A showdown over contentious parts of the Student Success Act didn’t materialize Tuesday after Sen. Mike Johnston, chair of the Senate Finance Committee, delayed action on the bill, saying, “We have some work to do on amendments.”

The Denver Democrat, who’s also a prime sponsor of House Bill 14-1292, raised some hackles last Thursday when he successfully argued to have the Senate Education Committee send the measure to finance rather than directly to the Senate Appropriations Committee.

Johnston was on the losing side of key amendment votes in education, and some school district lobbyists feared he would strip those amendments in finance, where he and two Democratic allies have a majority. (See this story for details of last week’s meeting and background on the long fight over the bill. And get details in this legislative staff summary.)

Johnston mentioned that he needs to work with Sen. Nancy Todd, D-Aurora, who teamed up with three Republicans in Senate Education to pass the amendments Johnston opposed.

Those amendments increased to $120 million the funding that would be devoted to buying down the state’s $1.04 billion K-12 funding shortfall (the so-called negative factor), reduce a proposed $20 million increase for early literacy programs to $10 million, cut a proposed study of enrollment counting methods and eliminate funding for a proposed state website that would link users to information about district and school spending. Instead, districts would post that data on their own websites.

The hot-button issues are early literacy funding and financial transparency. Senate Finance next meets on Thursday morning, and people involved in the negotiations expect amendments to roll the negative factor reduction back to $110 million and to restore the early literacy funding.

The shape of a possible financial transparency compromise is less clear.

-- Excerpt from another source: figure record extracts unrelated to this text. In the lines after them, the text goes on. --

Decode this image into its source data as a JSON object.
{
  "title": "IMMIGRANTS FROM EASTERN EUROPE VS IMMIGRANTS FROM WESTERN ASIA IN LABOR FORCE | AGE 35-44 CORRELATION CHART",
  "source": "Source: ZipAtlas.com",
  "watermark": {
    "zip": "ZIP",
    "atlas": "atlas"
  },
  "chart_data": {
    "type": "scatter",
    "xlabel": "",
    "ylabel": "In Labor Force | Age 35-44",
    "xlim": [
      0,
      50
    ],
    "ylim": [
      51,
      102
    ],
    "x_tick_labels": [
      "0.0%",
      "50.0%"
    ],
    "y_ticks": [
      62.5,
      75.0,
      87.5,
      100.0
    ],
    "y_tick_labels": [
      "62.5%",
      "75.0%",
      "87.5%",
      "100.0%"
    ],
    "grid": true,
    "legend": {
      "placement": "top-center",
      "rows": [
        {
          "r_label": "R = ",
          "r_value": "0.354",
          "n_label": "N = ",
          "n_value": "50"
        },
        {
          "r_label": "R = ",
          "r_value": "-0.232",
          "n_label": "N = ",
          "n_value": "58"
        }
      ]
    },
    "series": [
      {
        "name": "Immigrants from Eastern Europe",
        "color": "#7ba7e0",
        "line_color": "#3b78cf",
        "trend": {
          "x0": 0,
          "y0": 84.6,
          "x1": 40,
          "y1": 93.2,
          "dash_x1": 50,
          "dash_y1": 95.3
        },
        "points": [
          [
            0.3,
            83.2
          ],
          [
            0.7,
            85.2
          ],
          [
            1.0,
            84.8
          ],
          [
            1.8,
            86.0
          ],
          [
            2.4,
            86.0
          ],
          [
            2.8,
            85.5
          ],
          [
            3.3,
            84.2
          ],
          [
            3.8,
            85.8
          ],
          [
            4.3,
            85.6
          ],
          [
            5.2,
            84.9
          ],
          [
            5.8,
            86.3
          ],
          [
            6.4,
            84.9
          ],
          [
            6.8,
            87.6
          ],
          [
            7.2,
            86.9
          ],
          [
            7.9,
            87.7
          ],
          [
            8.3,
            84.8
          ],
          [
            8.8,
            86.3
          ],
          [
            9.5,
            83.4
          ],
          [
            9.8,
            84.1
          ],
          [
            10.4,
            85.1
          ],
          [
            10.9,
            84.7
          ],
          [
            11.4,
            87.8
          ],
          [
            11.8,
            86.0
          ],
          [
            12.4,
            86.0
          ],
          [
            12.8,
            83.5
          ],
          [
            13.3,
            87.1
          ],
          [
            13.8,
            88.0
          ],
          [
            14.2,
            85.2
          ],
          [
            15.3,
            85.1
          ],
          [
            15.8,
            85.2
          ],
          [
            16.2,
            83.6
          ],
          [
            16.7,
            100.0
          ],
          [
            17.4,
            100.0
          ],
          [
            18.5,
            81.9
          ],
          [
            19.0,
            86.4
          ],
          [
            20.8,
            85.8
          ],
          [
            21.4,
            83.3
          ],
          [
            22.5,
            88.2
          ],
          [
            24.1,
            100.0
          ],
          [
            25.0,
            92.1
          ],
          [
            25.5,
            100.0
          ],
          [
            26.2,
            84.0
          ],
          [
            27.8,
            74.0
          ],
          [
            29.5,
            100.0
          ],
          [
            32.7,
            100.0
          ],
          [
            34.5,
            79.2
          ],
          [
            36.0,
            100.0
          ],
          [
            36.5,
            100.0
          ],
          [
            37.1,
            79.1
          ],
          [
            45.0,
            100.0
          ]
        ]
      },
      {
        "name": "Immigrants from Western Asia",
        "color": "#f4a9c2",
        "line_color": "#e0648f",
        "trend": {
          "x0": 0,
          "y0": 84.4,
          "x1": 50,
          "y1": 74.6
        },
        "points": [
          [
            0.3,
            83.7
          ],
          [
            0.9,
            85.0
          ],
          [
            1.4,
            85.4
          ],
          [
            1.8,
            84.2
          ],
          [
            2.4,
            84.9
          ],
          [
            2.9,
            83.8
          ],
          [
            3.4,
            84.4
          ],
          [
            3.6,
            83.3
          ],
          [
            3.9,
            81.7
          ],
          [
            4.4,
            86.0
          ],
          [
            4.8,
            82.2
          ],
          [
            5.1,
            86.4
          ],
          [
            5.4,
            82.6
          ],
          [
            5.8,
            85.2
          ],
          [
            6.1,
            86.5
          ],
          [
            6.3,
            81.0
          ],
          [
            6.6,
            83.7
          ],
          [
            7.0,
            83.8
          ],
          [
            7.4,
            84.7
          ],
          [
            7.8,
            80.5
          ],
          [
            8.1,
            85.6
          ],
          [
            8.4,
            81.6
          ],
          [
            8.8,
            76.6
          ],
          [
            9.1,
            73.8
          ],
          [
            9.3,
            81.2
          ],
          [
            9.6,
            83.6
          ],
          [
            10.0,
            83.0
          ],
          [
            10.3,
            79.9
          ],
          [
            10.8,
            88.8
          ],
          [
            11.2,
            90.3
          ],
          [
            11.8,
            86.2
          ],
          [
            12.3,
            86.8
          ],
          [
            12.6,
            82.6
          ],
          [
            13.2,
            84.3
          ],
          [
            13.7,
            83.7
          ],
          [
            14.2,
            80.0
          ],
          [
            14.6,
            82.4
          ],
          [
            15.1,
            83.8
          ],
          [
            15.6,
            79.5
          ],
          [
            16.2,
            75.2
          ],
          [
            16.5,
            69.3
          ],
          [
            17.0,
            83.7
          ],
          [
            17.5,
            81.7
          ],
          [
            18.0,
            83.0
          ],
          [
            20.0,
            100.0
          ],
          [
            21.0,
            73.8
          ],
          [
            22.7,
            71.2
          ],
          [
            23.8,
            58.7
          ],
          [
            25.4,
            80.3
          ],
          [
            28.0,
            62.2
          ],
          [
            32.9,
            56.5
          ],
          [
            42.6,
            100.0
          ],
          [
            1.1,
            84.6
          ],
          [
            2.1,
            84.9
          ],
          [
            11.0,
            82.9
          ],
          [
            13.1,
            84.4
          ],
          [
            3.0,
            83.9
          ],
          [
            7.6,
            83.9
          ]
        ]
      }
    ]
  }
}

Henry Sobanet, Gov. John Hickenlooper’s budget director, made a rare appearance at the finance hearing, politely urging some sort of statewide financial reporting system.

“I think there is a cheaper way forward” to create a transparency website than was proposed in the original version of HB 14-1292. “Moving toward visibility we think is a good thing,” Sobanet said.

Transparency has become the surprise sticking point in the Student Success debate. School districts have opposed the mandate, arguing that they already provide substantial financial information for the public and that a new system would impose costs and administrative burdens they don’t need.

The sponsors, Hickenlooper and education reform interest groups have pushed for more transparency, especially at the school level, and for common data reporting among districts.

The dispute has been intense enough that it’s created hard feelings between sponsors and some district lobbyists.

(There are subtexts to the transparency debate as well. Reform interest groups think school-level data will shed light on whether schools with high at-risk populations get enough money. Charter interests want more detailed information on special education funding because they suspect districts don’t give them enough. And some Republican lawmakers hope more detailed financial information would highlight pension costs.)

Senate Finance did vote 3-2 to pass House Bill 14-1298, a companion measure known as the School Finance Act.

The committee left untouched Senate Education amendments that removed House restrictions on use of $17 million in at-risk early childhood funding and that modestly increased funding for full-day kindergarten. The bill still includes $30.5 million in additional funding for English language learner programs. Senate Education moved that funding to a separate account that won’t be subject to the automatic annual increases required by the constitution for some types of school funding.

Sponsor Sen. Andy Kerr, D-Lakewood, indicated he may have amendments to HB 14-1298 in the appropriations committee or on the floor. (Get more details on other provisions of the bill in this legislative staff summary.)